Some other comments:
- the functionality included is pretty limited and basic, but that may be by design - no mobile, scorecards, real-time, what-if analysis, lineage, built-in collaboration etc.
- the user community sizes are on the small side - especially for the large business.
- the capabilites alone, e.g. reporting, says nothing of the value that is included in the price of the product. e.g. server-based co-ordination, single metadata model, multi-lingual, multi-platform, breadth of data sources, administration tools - all the other useful stuff that enterprise BI has, and as you know not all the vendors you will be considering will have all these value-add capabilities.
So maybe another way to compare would be:
1. what is the license/purchase cost of the technology infrastructure for BI by vendor
2. what is the cost to implement, run, administer and upgrade" (yes those tasks that take expensive resources to do) different between vendors.
3. what is the cost to build/add/enrich content (authoring, extending etc.) between different vendors
Excellent suggestions, Roger.
Excellent suggestions, Roger. I'll do my best to include a user survey (will reach out to all vendors for client contacts in addition to Forrester Research Panel) for a more complete picture
Other pricing
In my experience the best pricing is either:
- SaaS subscription (say $10/month or $100/month or whatever without obligation to subscribe for long period, so no ETF!) or
- unlimited/uncapped number of users per server but Developer/Reseller/Customer obliged to to monitor usage and based on usage (weighted mix of sessions, their length and other parameters based on agreement with vendor) report (say every quarter) to Vendor and then pay for usage.
I also think that price for development usage should be excluded from price, except support and maintenance fees.
Andrei
http://apandre.wordpress.com/
Data volume
Boris, I suggest the inclusion of data volume (total number of records), both on premise as SaaS.
http://es.linkedin.com/pub/jacinto-barrio/4/133/64
SSIS Data Cleanser
Hi Boris
We (Red Gate Software) have a free tool – a data cleanser for SSIS – that we are looking for opinions on.

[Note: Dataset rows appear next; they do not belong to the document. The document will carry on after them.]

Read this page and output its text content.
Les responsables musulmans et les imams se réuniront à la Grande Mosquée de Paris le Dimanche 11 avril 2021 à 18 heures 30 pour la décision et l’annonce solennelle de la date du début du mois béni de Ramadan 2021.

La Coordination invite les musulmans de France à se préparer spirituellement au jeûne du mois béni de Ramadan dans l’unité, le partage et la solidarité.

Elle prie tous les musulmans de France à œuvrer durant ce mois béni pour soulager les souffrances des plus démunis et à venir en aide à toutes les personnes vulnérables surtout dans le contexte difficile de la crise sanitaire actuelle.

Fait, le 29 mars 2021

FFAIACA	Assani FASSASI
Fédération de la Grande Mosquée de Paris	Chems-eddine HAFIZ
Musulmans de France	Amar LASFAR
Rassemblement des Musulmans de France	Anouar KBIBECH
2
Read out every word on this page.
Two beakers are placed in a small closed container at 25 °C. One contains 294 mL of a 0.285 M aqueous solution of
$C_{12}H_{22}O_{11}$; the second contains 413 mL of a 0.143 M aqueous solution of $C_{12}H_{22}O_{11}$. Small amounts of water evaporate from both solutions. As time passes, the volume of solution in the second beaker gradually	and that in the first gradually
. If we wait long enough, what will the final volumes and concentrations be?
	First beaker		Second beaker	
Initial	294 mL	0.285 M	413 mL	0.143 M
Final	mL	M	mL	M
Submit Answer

Information on the free tool, including the download, can be found at http://www.red-gate.com/products/sql-development/data-cleanser/
May I ask if you would be interested taking a look and letting us know your opinions?
Many thanks
Michael Francis
Licensing...
Boris,
Perhaps you could ask which 'standard' (i.e. pre-defined) discounts are offered. I work in the Higher Education sector, and many vendors give standard list price discounts for us, or even other sectors such as Government, or other not-for-profits.